Sabina’s sense of urgency drives the action, as she alternately murmurs and directs her brothers to “carry on.” Their motives are increasingly unclear, as Alfredo sets off in what seems a search for self-identity and Julián acts out outrageously and brutally, eager to attack a series of victims, bearing down on a flock of homeless children under a highway overpass, mauling a prostitute they’ve dragged home and tied to a table, ready enough to batter a “faggot” Alfredo brings home. If the ritual — whatever it is, as it remains unexplained — was once a means to control and order, now it’s lost to roiling emotions, the family’s disarray inflicted on individuals usually ignored by the society they supposedly inhabit.

Even as a pair of veteran homicide detectives amble through clues and head in the family’s direction, the inevitable end seems beside the point. The family has gone about its business for years, their victims apparently unmissed. Their low-key affect makes them unlike other serial killing units who might come to mind (say, the family in The Texas Chainsaw Massacre), and the fact that their time is ending seems an accident, not a moral consequence.

Even as Patricia comes to an explicitly moralized finish, the imagery is more compelling than any lesson you might decipher (she learns nothing). Restless and prowling, the camera repeatedly puts you in positions more predatory than observant. When Alfredo and Julián leave home for work, the frame moves with and then past them, along the street and then up over the scaffolding and canvases that make up the market: it’s one of those showy, artful, bending into abstraction shots that lets you know the city is a dangerous, enthralling, unfathomable place, but it’s simply gorgeous too. When they select the prostitute they mean to bring home, the camera remains inside the car with Alfredo as her torso and legs pass from window to window, her efforts to escape fragmented and awful.

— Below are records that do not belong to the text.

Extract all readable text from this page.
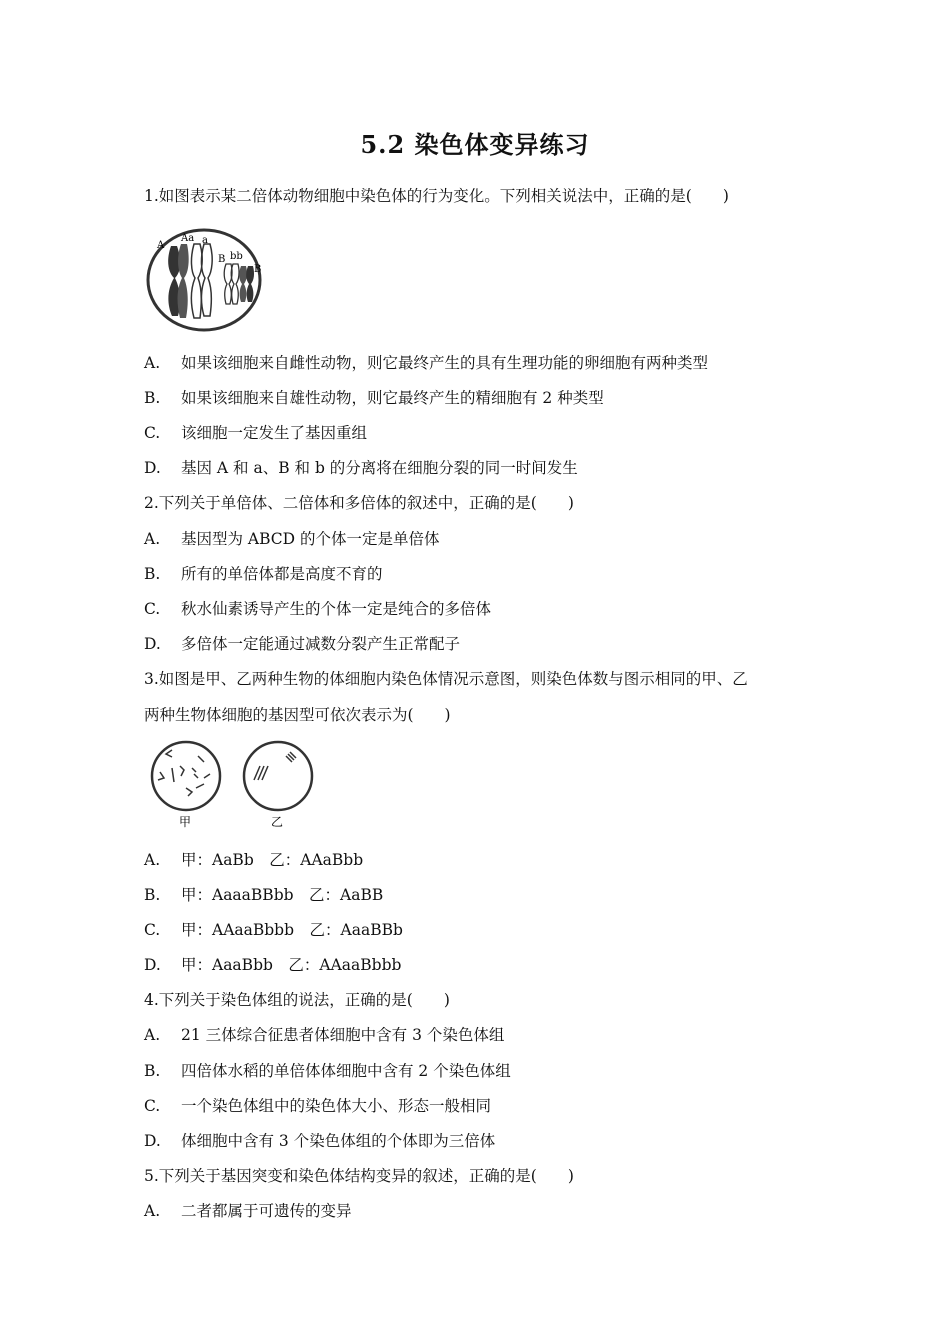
5.2 染色体变异练习
1.如图表示某二倍体动物细胞中染色体的行为变化。下列相关说法中，正确的是(　　)
A
Aa a
B bb
B
A. 如果该细胞来自雌性动物，则它最终产生的具有生理功能的卵细胞有两种类型
B. 如果该细胞来自雄性动物，则它最终产生的精细胞有 2 种类型
C. 该细胞一定发生了基因重组
D. 基因 A 和 a、B 和 b 的分离将在细胞分裂的同一时间发生
2.下列关于单倍体、二倍体和多倍体的叙述中，正确的是(　　)
A. 基因型为 ABCD 的个体一定是单倍体
B. 所有的单倍体都是高度不育的
C. 秋水仙素诱导产生的个体一定是纯合的多倍体
D. 多倍体一定能通过减数分裂产生正常配子
3.如图是甲、乙两种生物的体细胞内染色体情况示意图，则染色体数与图示相同的甲、乙
两种生物体细胞的基因型可依次表示为(　　)
甲	乙
A. 甲：AaBb　乙：AAaBbb
B. 甲：AaaaBBbb　乙：AaBB
C. 甲：AAaaBbbb　乙：AaaBBb
D. 甲：AaaBbb　乙：AAaaBbbb
4.下列关于染色体组的说法，正确的是(　　)
A. 21 三体综合征患者体细胞中含有 3 个染色体组
B. 四倍体水稻的单倍体体细胞中含有 2 个染色体组
C. 一个染色体组中的染色体大小、形态一般相同
D. 体细胞中含有 3 个染色体组的个体即为三倍体
5.下列关于基因突变和染色体结构变异的叙述，正确的是(　　)
A. 二者都属于可遗传的变异
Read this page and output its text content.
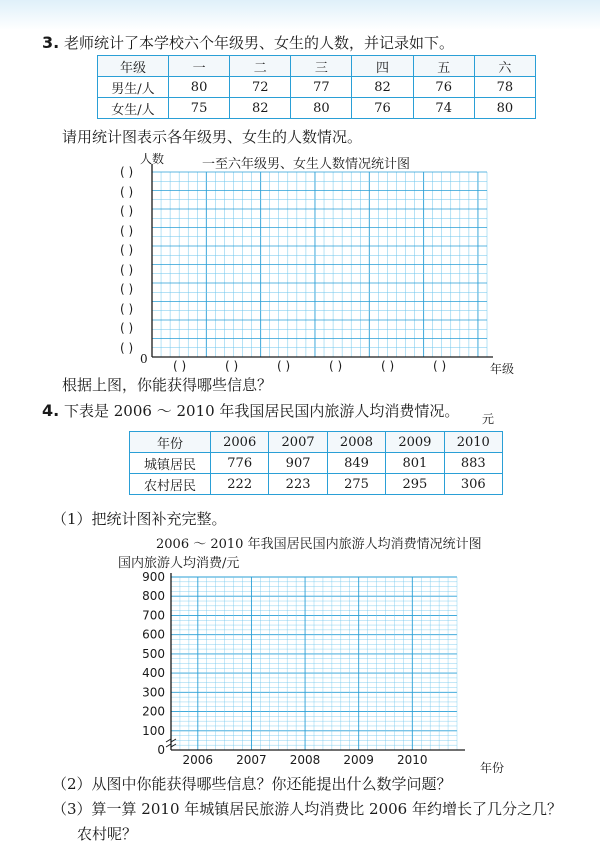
3. 老师统计了本学校六个年级男、女生的人数，并记录如下。
年级	一	二	三	四	五	六
男生/人	80	72	77	82	76	78
女生/人	75	82	80	76	74	80
请用统计图表示各年级男、女生的人数情况。
人数	一至六年级男、女生人数情况统计图
0
年级
( )
( )
( )
( )
( )
( )
( )
( )
( )
( )
( )	( )	( )	( )	( )	( )
根据上图，你能获得哪些信息？
4. 下表是 2006 ～ 2010 年我国居民国内旅游人均消费情况。 元
年份	2006	2007	2008	2009	2010
城镇居民	776	907	849	801	883
农村居民	222	223	275	295	306
（1）把统计图补充完整。
2006 ～ 2010 年我国居民国内旅游人均消费情况统计图
国内旅游人均消费/元
900
800
700
600
500
400
300
200
100
0
2006 2007 2008 2009 2010
年份
（2）从图中你能获得哪些信息？你还能提出什么数学问题？
（3）算一算 2010 年城镇居民旅游人均消费比 2006 年约增长了几分之几？
农村呢？
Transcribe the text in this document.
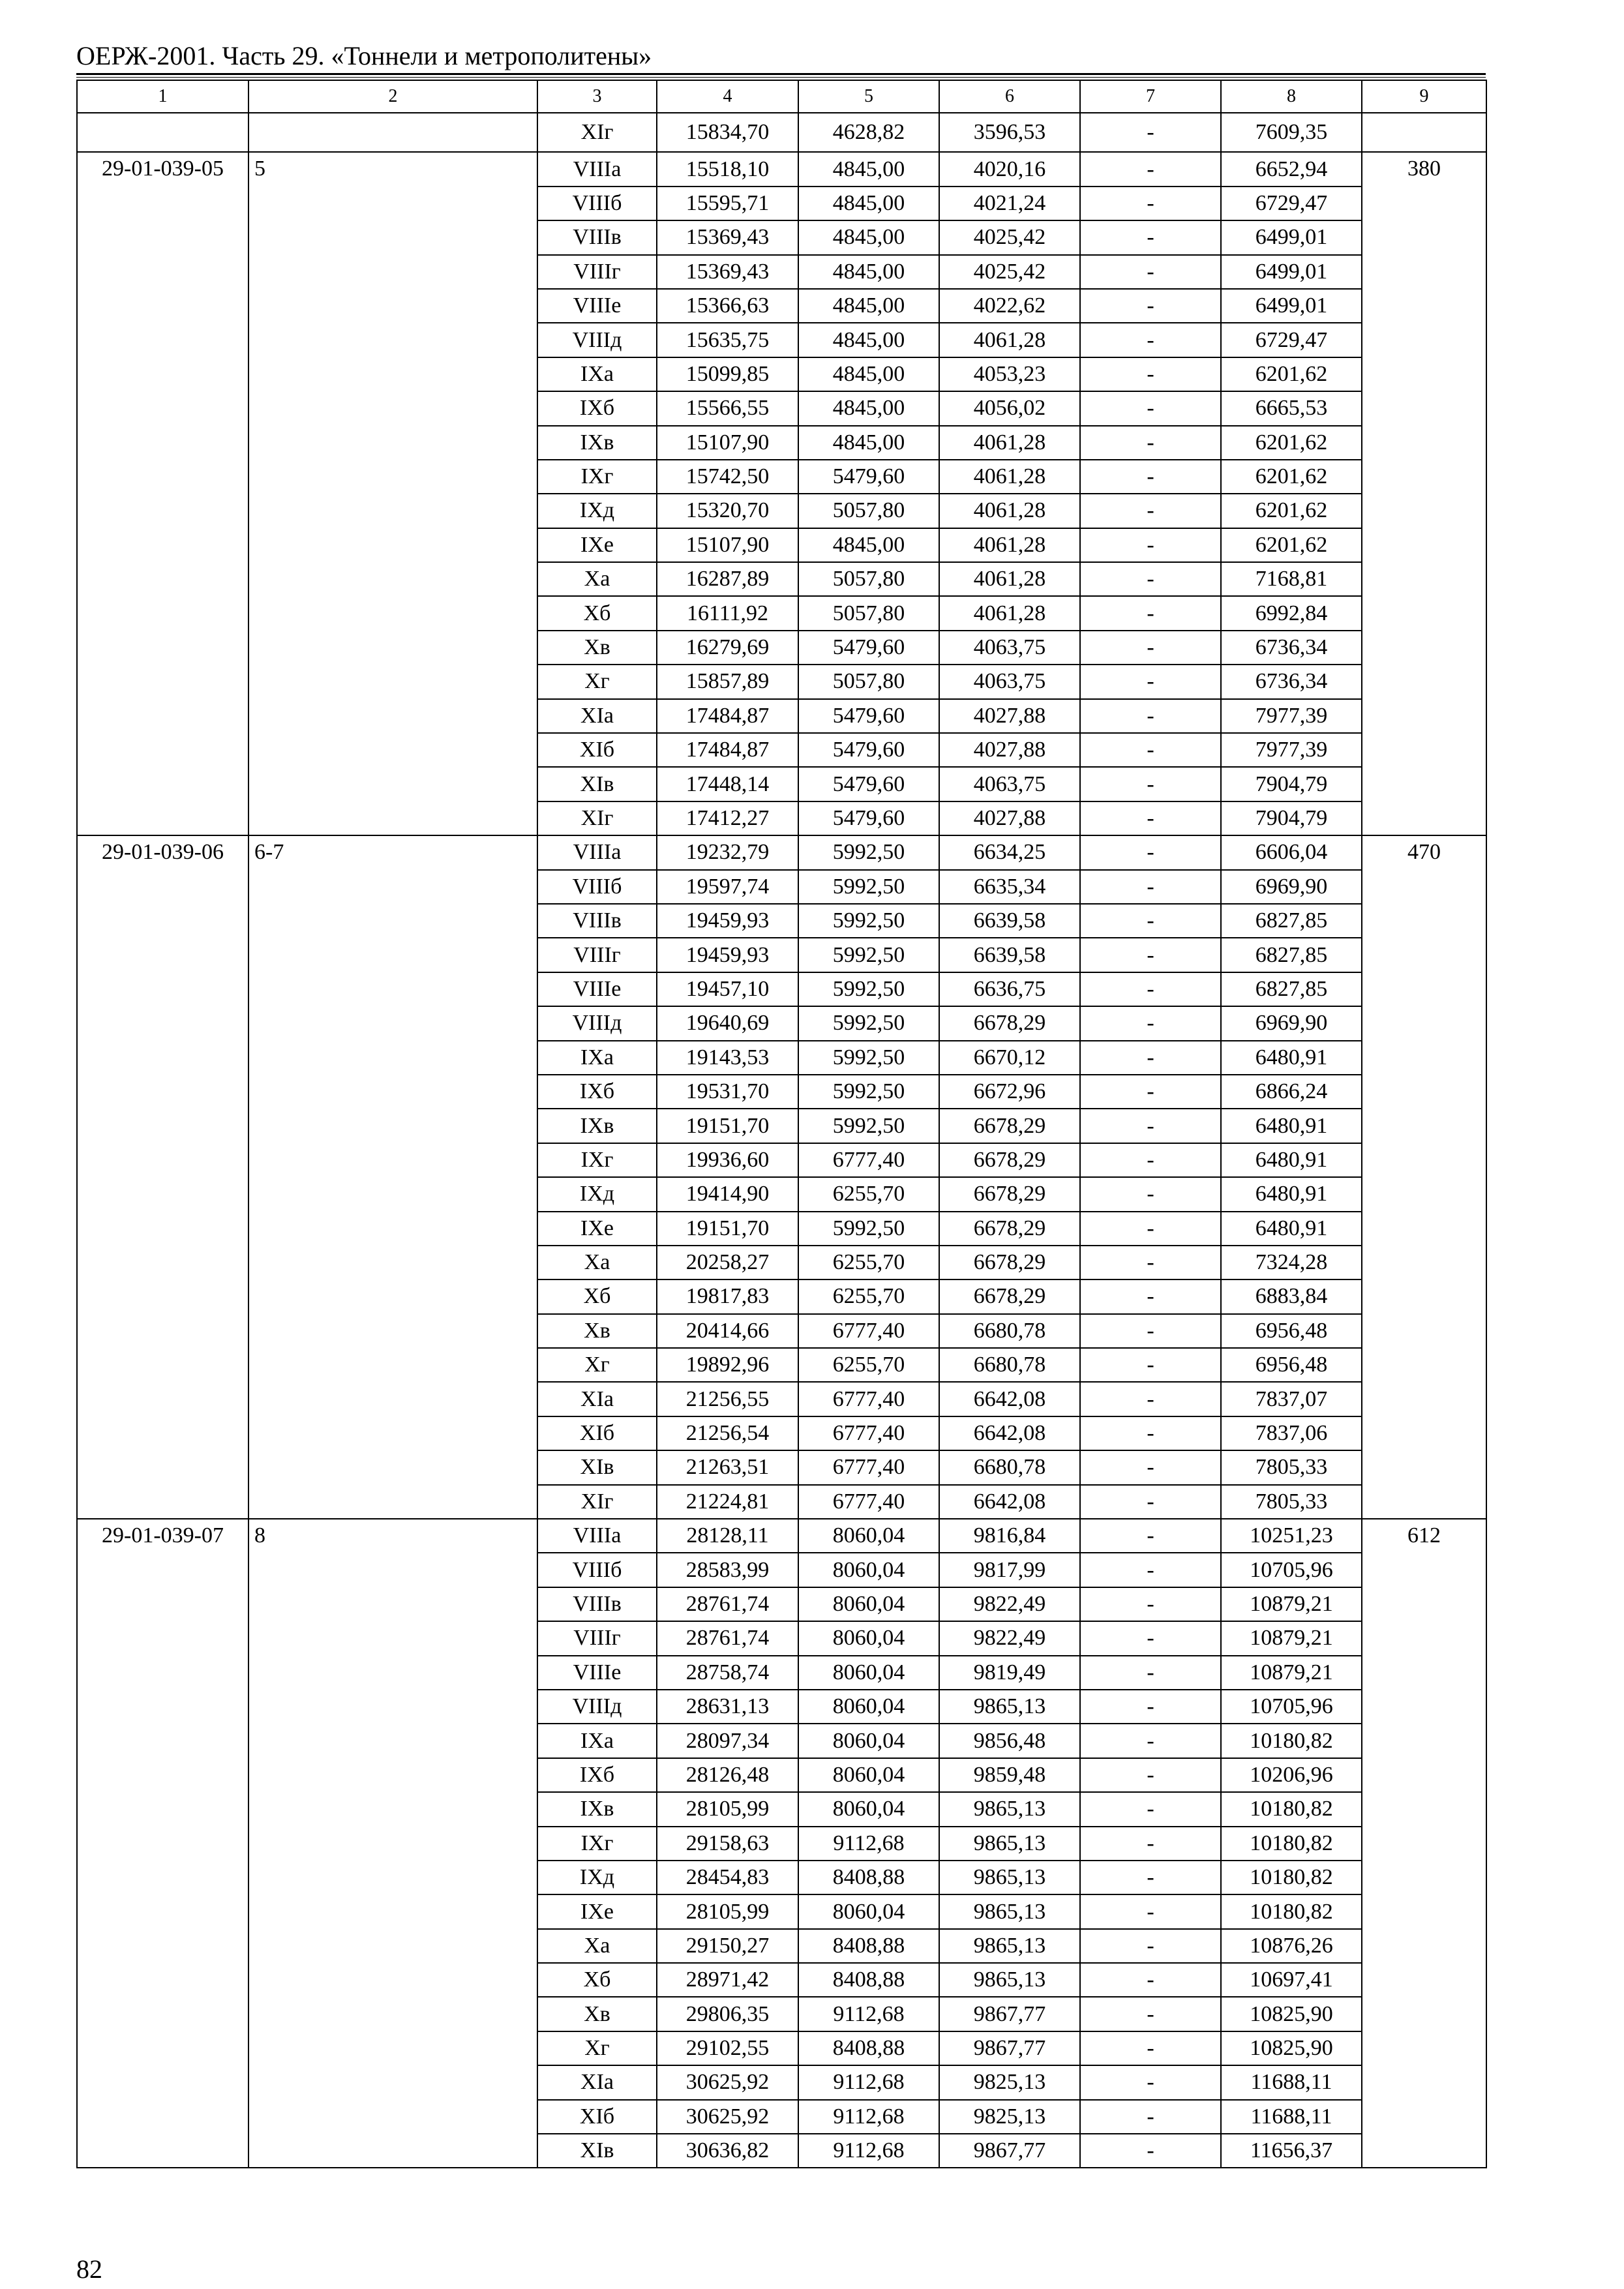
ОЕРЖ-2001. Часть 29. «Тоннели и метрополитены»
1	2	3	4	5	6	7	8	9
		XIг	15834,70	4628,82	3596,53	-	7609,35	
29-01-039-05	5	VIIIа	15518,10	4845,00	4020,16	-	6652,94	380
		VIIIб	15595,71	4845,00	4021,24	-	6729,47	
		VIIIв	15369,43	4845,00	4025,42	-	6499,01	
		VIIIг	15369,43	4845,00	4025,42	-	6499,01	
		VIIIе	15366,63	4845,00	4022,62	-	6499,01	
		VIIIд	15635,75	4845,00	4061,28	-	6729,47	
		IXа	15099,85	4845,00	4053,23	-	6201,62	
		IXб	15566,55	4845,00	4056,02	-	6665,53	
		IXв	15107,90	4845,00	4061,28	-	6201,62	
		IXг	15742,50	5479,60	4061,28	-	6201,62	
		IXд	15320,70	5057,80	4061,28	-	6201,62	
		IXе	15107,90	4845,00	4061,28	-	6201,62	
		Xа	16287,89	5057,80	4061,28	-	7168,81	
		Xб	16111,92	5057,80	4061,28	-	6992,84	
		Xв	16279,69	5479,60	4063,75	-	6736,34	
		Xг	15857,89	5057,80	4063,75	-	6736,34	
		XIа	17484,87	5479,60	4027,88	-	7977,39	
		XIб	17484,87	5479,60	4027,88	-	7977,39	
		XIв	17448,14	5479,60	4063,75	-	7904,79	
		XIг	17412,27	5479,60	4027,88	-	7904,79	
29-01-039-06	6-7	VIIIа	19232,79	5992,50	6634,25	-	6606,04	470
		VIIIб	19597,74	5992,50	6635,34	-	6969,90	
		VIIIв	19459,93	5992,50	6639,58	-	6827,85	
		VIIIг	19459,93	5992,50	6639,58	-	6827,85	
		VIIIе	19457,10	5992,50	6636,75	-	6827,85	
		VIIIд	19640,69	5992,50	6678,29	-	6969,90	
		IXа	19143,53	5992,50	6670,12	-	6480,91	
		IXб	19531,70	5992,50	6672,96	-	6866,24	
		IXв	19151,70	5992,50	6678,29	-	6480,91	
		IXг	19936,60	6777,40	6678,29	-	6480,91	
		IXд	19414,90	6255,70	6678,29	-	6480,91	
		IXе	19151,70	5992,50	6678,29	-	6480,91	
		Xа	20258,27	6255,70	6678,29	-	7324,28	
		Xб	19817,83	6255,70	6678,29	-	6883,84	
		Xв	20414,66	6777,40	6680,78	-	6956,48	
		Xг	19892,96	6255,70	6680,78	-	6956,48	
		XIа	21256,55	6777,40	6642,08	-	7837,07	
		XIб	21256,54	6777,40	6642,08	-	7837,06	
		XIв	21263,51	6777,40	6680,78	-	7805,33	
		XIг	21224,81	6777,40	6642,08	-	7805,33	
29-01-039-07	8	VIIIа	28128,11	8060,04	9816,84	-	10251,23	612
		VIIIб	28583,99	8060,04	9817,99	-	10705,96	
		VIIIв	28761,74	8060,04	9822,49	-	10879,21	
		VIIIг	28761,74	8060,04	9822,49	-	10879,21	
		VIIIе	28758,74	8060,04	9819,49	-	10879,21	
		VIIIд	28631,13	8060,04	9865,13	-	10705,96	
		IXа	28097,34	8060,04	9856,48	-	10180,82	
		IXб	28126,48	8060,04	9859,48	-	10206,96	
		IXв	28105,99	8060,04	9865,13	-	10180,82	
		IXг	29158,63	9112,68	9865,13	-	10180,82	
		IXд	28454,83	8408,88	9865,13	-	10180,82	
		IXе	28105,99	8060,04	9865,13	-	10180,82	
		Xа	29150,27	8408,88	9865,13	-	10876,26	
		Xб	28971,42	8408,88	9865,13	-	10697,41	
		Xв	29806,35	9112,68	9867,77	-	10825,90	
		Xг	29102,55	8408,88	9867,77	-	10825,90	
		XIа	30625,92	9112,68	9825,13	-	11688,11	
		XIб	30625,92	9112,68	9825,13	-	11688,11	
		XIв	30636,82	9112,68	9867,77	-	11656,37	
82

The family’s own confrontations are equally perplexing, partly predictable and partly ludicrous. When Alfredo complains that he wants to stop, and blames mom for his pain (“Why did you make me this way?”), she offers only a myth of tradition and habit: “I did nothing. You were born this way.” But again, such consternations are made more pressing in how you see them: the siblings huddle in doorways and drive on dark streets, Sabina bathes in milky water and Patricia retreats to the back of frames, her kitchen small and cluttered, but not unclean. They’re monsters, as Patricia insists, trapped inside their own reflections, which also reflect the world around them.